You can really see this in action in 10:42-45 (which I quoted two paragraphs above). There, the discourse of power is front and center, and Jesus (and the Gospel of Mark) is using slavery and servitude as a metaphor. In the first mention of servitude, in 10:43, the word Mark uses is diakonos, which is more of a role than a status. (Remember that Jesus spoke Aramaic, so the word choice in Mark’s gospel in Greek belongs to Mark’s author and not to Jesus). A diakonos—where we get our modern word “deacon”—was someone who did something on behalf of another person. This could be working as a middleman in a transaction, serving diners at a meal, or assisting with a task. The word that Jesus (and Mark) used in the second clause, however, was doulos—a slave. If being a diakonos is a role, then being a doulos is a condition or a status; it is something like a caste designation. When Jesus tells the disciples that “whoever wishes to become great among you must be your servant (diakonos), and whoever wishes to be first among you must be slave (doulos) of all,” he’s talking about roles—being in service to other people—but he’s also talking about a shift in status and an assumption of an absolutely abject and powerless posture. He seems to be letting the disciples know what they had signed up for.

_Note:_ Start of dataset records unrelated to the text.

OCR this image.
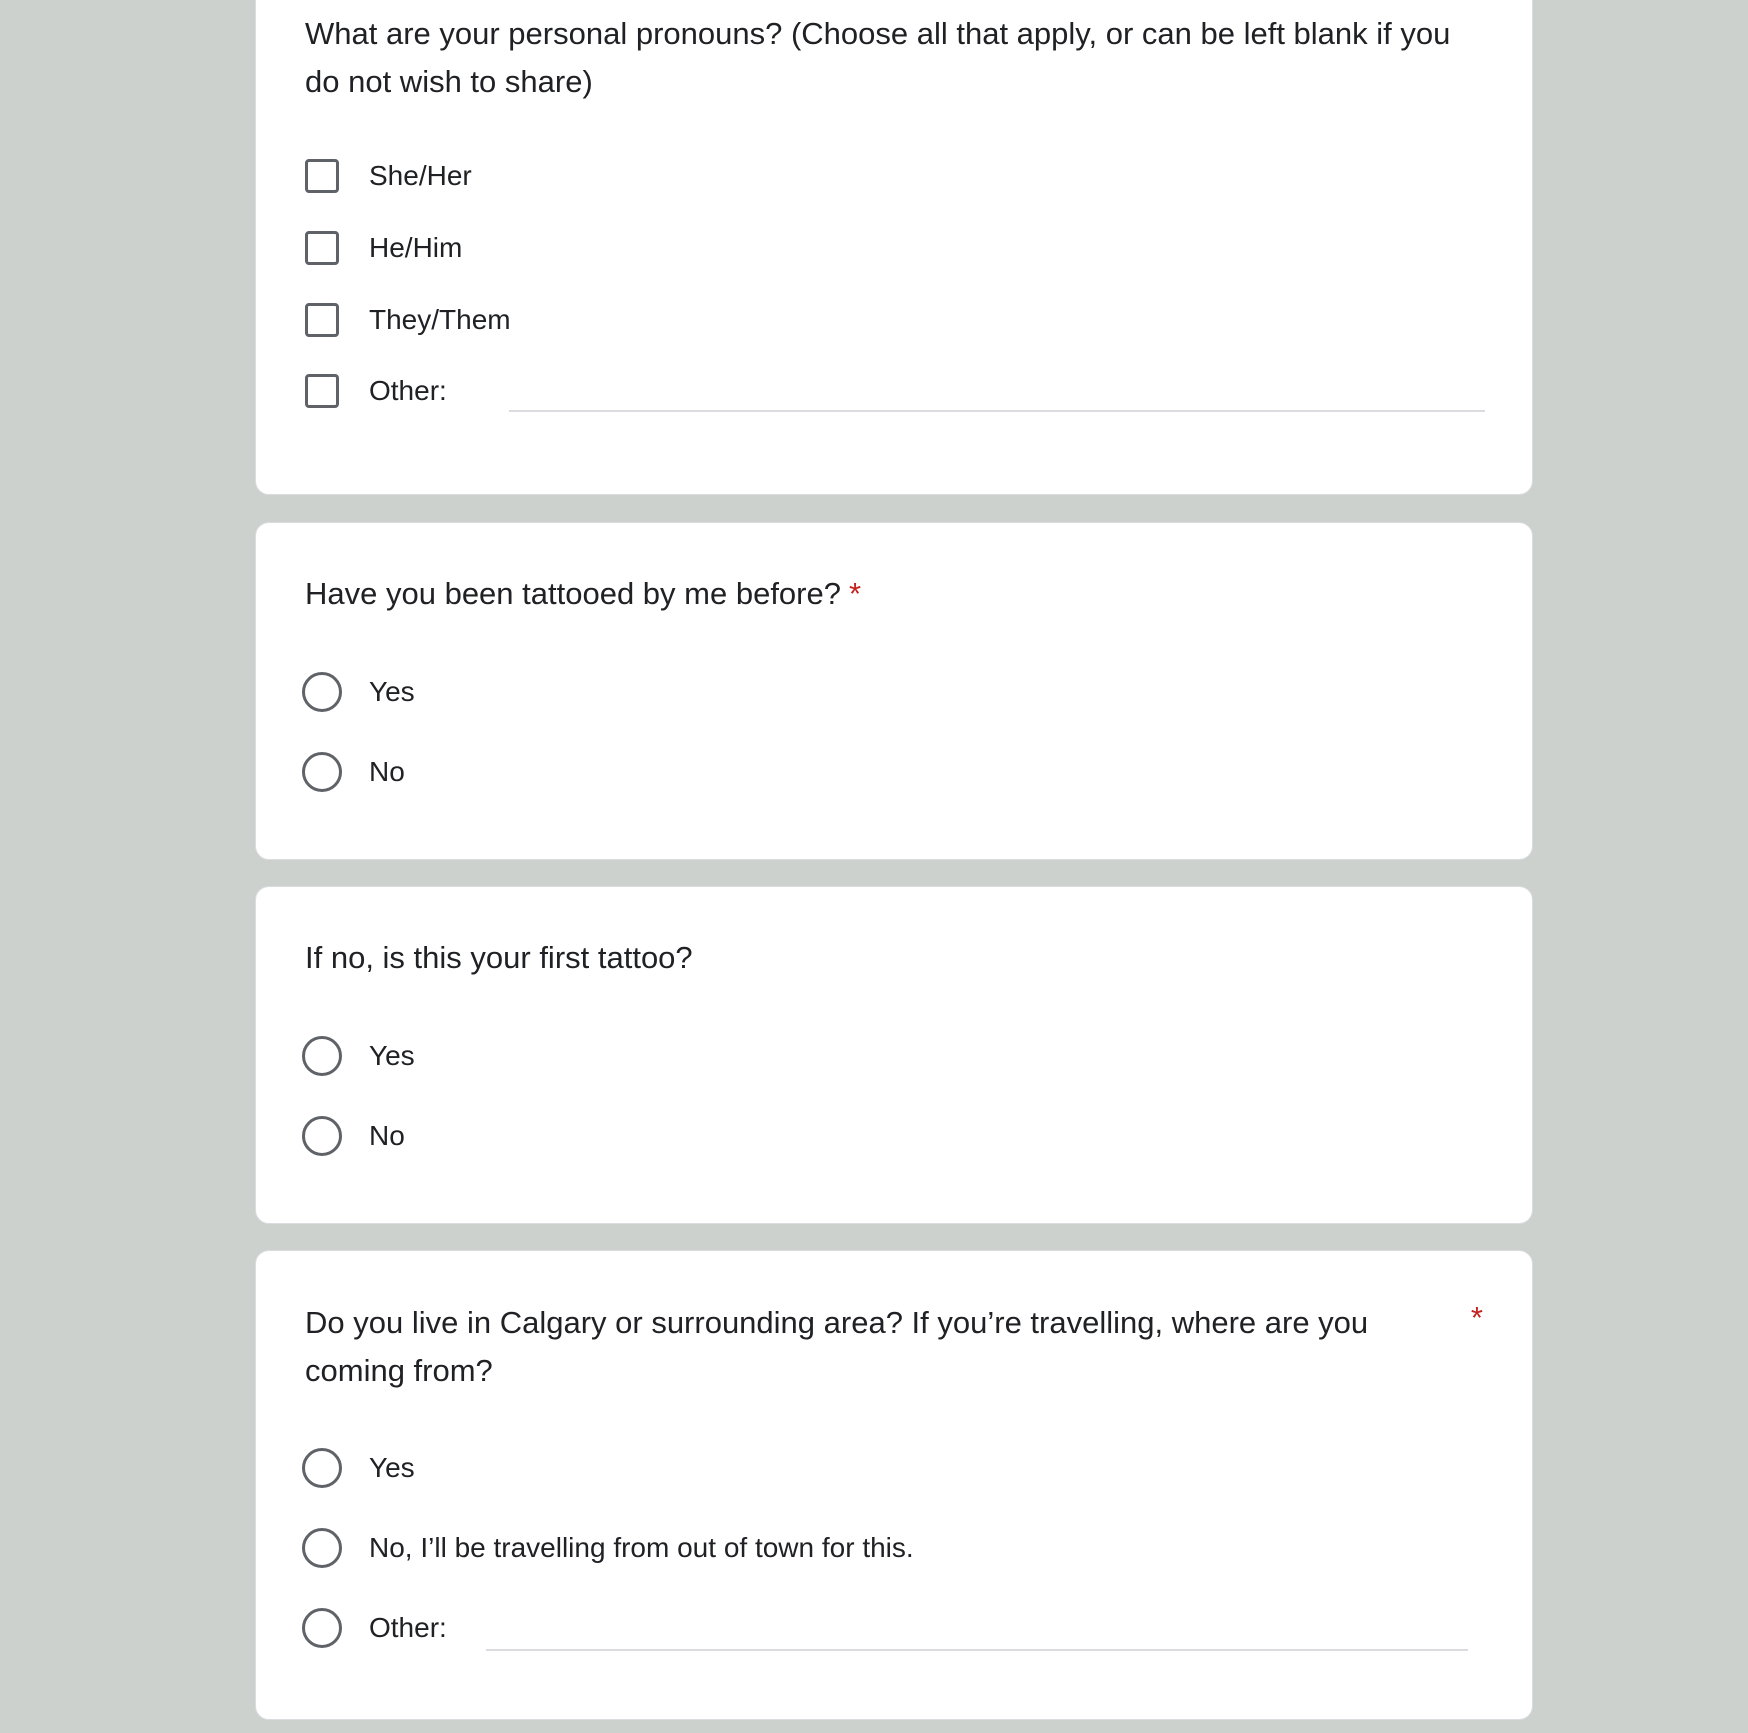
What are your personal pronouns? (Choose all that apply, or can be left blank if you do not wish to share)
She/Her
He/Him
They/Them
Other:
Have you been tattooed by me before? *
Yes
No
If no, is this your first tattoo?
Yes
No
Do you live in Calgary or surrounding area? If you’re travelling, where are you coming from?
*
Yes
No, I’ll be travelling from out of town for this.
Other:
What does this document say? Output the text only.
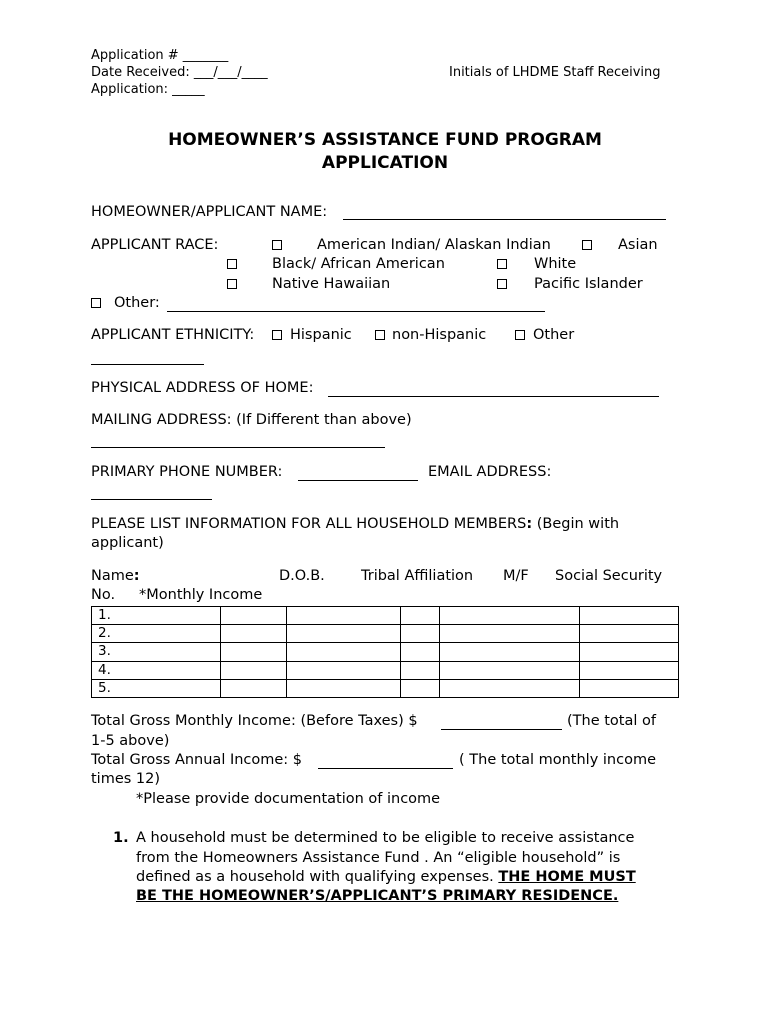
Application # _______
Date Received: ___/___/____
Application: _____
Initials of LHDME Staff Receiving
HOMEOWNER’S ASSISTANCE FUND PROGRAM
APPLICATION
HOMEOWNER/APPLICANT NAME:
APPLICANT RACE:	American Indian/ Alaskan Indian	Asian
Black/ African American	White
Native Hawaiian	Pacific Islander
Other:
APPLICANT ETHNICITY: Hispanic	non-Hispanic	Other
PHYSICAL ADDRESS OF HOME:
MAILING ADDRESS: (If Different than above)
PRIMARY PHONE NUMBER:	EMAIL ADDRESS:
PLEASE LIST INFORMATION FOR ALL HOUSEHOLD MEMBERS: (Begin with
applicant)
Name:	D.O.B. Tribal Affiliation M/F Social Security
No. *Monthly Income
1.					
2.					
3.					
4.					
5.					
Total Gross Monthly Income: (Before Taxes) $	(The total of
1-5 above)
Total Gross Annual Income: $	( The total monthly income
times 12)
*Please provide documentation of income
1. A household must be determined to be eligible to receive assistance
from the Homeowners Assistance Fund . An “eligible household” is
defined as a household with qualifying expenses. THE HOME MUST
BE THE HOMEOWNER’S/APPLICANT’S PRIMARY RESIDENCE.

Election season isn’t a perfect analogy to what’s going on in the Bible with regard to power and leadership, and it might not even be a decent analogy. But I do think it helps us think about what we want out of power and what kind of power we want out of our leaders. Biblical texts are forever warning against the dangers of human ambition and the endless appetites of people who hold power. The Bible’s refrain, in a surprisingly consistent way, is that we would do better to look for power in small things and leadership from seemingly unimportant people. How we translate that to the world we live in today is an interesting question.
Just now reading this a week after the election. It provides me some comfort as we contemplate how civil power will be used in the months and years to come.